Trinity Rep's "Melancholy Play": Almond Joy?

Charlie Thurston & Rachael Warren in "Melancholy Play"
(photo: Mark Turek)

Sometimes you feel like a nut; sometimes you don't. That may determine your response to “Melancholy Play: a chamber musical”, the final production in Trinity Rep's current season, a world premiere of a musical version of a play first written in 2002 by Sarah Ruhl. Now presented with a sung-through score by Todd Almond, played by a pianist and a string quartet of musicians and a small quintet of actors, on the simplest imaginable set, it's a roller coaster of a play. As Directed by Liesl Tommy, who describes this work as a “no-holds-barred farce”, with limited Choreography by Christopher Windom, it's performed in ninety intermission-less minutes. It's about Tilly (Rachael Warren), a melancholic bank teller with whom everyone falls in love. But all of them, from her therapist “Lorenzo the Unfeeling” (Joe Wilson, Jr.) to her boyfriend tailor Frank (Charlie Thurston), to her bank customer British nurse Joan (Mia Ellis), and her hairdresser Frances (Rebecca Gibel), have to adjust when she's “cured”. The central problem arises when Tilly's melancholy disappears.
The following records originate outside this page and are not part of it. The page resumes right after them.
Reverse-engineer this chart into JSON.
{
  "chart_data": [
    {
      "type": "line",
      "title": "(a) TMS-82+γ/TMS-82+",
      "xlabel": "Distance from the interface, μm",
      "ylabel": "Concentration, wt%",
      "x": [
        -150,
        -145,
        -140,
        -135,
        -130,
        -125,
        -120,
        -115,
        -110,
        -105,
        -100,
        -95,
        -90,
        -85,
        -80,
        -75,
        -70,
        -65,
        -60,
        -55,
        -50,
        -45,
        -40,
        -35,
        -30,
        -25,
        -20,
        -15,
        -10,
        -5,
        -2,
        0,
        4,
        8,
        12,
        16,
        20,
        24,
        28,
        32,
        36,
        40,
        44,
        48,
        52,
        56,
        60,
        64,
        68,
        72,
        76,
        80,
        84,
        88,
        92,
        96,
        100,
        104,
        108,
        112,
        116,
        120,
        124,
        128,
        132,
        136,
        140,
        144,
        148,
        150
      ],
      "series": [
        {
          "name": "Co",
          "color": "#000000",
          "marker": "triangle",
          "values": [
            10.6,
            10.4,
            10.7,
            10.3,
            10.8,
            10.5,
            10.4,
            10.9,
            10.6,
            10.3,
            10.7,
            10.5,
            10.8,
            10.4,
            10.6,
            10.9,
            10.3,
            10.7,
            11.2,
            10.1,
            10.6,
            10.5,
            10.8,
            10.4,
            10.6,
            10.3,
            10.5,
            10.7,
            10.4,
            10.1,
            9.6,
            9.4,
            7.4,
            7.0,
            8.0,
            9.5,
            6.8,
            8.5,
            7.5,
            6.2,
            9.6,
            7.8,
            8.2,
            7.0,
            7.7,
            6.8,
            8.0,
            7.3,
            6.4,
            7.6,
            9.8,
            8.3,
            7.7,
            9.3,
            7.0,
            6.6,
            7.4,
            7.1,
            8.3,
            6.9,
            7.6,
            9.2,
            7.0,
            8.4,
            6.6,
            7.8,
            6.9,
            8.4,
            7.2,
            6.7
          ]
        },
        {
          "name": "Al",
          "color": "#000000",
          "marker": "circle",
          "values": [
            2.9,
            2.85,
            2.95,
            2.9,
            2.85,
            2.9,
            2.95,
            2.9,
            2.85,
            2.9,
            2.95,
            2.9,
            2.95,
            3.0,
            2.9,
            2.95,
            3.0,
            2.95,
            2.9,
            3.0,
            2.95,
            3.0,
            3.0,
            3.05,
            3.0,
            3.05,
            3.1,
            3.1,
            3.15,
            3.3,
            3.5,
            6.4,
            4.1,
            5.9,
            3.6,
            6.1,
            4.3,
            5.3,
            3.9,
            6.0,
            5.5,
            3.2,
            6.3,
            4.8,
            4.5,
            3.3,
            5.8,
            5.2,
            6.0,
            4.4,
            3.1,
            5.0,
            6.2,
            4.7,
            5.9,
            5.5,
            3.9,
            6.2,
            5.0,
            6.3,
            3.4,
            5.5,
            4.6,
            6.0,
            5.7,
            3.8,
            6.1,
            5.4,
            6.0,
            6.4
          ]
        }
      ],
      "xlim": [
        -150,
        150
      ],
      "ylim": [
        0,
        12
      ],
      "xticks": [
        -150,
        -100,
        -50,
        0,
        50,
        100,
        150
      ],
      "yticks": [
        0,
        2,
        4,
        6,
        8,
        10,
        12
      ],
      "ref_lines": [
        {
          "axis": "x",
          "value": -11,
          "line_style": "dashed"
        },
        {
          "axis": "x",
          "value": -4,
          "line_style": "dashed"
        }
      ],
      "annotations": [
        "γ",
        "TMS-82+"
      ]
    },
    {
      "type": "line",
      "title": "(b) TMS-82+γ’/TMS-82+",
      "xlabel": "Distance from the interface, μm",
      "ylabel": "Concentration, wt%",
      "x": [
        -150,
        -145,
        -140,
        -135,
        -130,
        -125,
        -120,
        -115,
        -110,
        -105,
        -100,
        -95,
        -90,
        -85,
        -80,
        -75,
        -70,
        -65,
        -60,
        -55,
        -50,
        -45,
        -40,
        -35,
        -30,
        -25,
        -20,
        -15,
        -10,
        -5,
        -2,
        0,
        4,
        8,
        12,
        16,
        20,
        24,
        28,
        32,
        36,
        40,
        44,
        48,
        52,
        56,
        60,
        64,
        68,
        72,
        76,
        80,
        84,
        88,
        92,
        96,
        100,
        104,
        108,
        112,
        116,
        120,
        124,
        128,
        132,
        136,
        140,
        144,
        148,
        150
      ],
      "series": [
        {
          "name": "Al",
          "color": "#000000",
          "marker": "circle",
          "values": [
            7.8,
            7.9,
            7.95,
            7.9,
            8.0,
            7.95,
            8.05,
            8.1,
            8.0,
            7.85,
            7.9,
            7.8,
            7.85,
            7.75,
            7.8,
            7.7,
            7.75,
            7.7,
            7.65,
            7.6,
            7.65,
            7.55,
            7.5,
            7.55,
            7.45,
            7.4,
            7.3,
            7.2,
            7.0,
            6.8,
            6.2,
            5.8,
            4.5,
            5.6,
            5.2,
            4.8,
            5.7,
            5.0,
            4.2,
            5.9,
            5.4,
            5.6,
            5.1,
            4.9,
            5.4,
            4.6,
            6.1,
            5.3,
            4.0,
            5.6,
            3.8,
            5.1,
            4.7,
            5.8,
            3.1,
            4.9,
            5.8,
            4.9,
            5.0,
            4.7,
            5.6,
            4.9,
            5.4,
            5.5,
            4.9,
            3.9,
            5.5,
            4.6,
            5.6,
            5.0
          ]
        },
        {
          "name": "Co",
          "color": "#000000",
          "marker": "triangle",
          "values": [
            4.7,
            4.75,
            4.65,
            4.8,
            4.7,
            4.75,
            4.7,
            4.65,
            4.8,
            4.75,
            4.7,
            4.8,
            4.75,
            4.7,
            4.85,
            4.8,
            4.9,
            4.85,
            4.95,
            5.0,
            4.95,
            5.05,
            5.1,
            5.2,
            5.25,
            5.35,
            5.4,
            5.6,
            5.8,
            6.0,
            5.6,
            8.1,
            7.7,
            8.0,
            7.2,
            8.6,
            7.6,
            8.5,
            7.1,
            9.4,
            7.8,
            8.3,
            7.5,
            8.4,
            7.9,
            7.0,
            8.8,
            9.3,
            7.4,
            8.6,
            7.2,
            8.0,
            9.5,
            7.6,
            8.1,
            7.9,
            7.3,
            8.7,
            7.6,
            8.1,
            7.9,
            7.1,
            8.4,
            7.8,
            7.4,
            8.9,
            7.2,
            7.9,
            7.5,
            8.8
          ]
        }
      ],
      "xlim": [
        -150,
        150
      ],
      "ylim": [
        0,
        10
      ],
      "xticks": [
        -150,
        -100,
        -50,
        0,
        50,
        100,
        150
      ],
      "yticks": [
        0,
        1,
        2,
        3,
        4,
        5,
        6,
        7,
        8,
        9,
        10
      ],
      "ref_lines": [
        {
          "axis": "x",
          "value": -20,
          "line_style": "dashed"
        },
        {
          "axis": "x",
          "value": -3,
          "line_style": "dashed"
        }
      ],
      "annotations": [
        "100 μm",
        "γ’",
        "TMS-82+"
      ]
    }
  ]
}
That was what attracted everyone to her in the first place; once she's happy, everyone finds the new and improved version of her irritating. Where one character opened with “a proposition: a defense of melancholy”, it's not long (although it seems long) before the excessive melancholia is replaced by excessive sunniness.

A common thread in much of Ruhl's work over the years (as in “The Clean House”, or “Dead Man's Cell Phone”) is how, as she puts it, very ordinary objects are used as metaphors for emotional responses, balancing empathy with abstraction. In this play, one character is transformed into an almond (no relation to the composer), which drives everyone else more generically nuts. (It might help here to note that the amygdala of our brains, shaped like an almond, controls our emotions). What begins as a rather repetitive exposition evolves into an amusingly bizarre piece of absurdist theater. The talented crew of five singing actors subsist in a sort of bipolar happy daze. The minimalist (and probably intentionally melancholic) Set Design is by Clint Ramos, with apt Costume Design by Jacob A. Climer, Lighting Design by Peter West, Sound Design by Broken Chord, and Musical Direction by Andrew Smithson. Almond's music, often lovely, is superbly played and sung throughout. It's in the book that this work sometimes disappoints, given Ruhl's track record. (For example, “I wish I could paint you...I can't paint” or the threat that one character makes: “I'm a-gonna drool all over you”).

As one of the characters puts it, “Is that weird? Yes, it is weird”. The play is undeniably and frequently pleasant; whether this sort of playfully zany work is up your alley is questionable, and it takes quite a while to get to its wacky destination. Once there, you might well agree with one of the more memorable lines voiced by one of the players: “We don't care if we're all nuts”.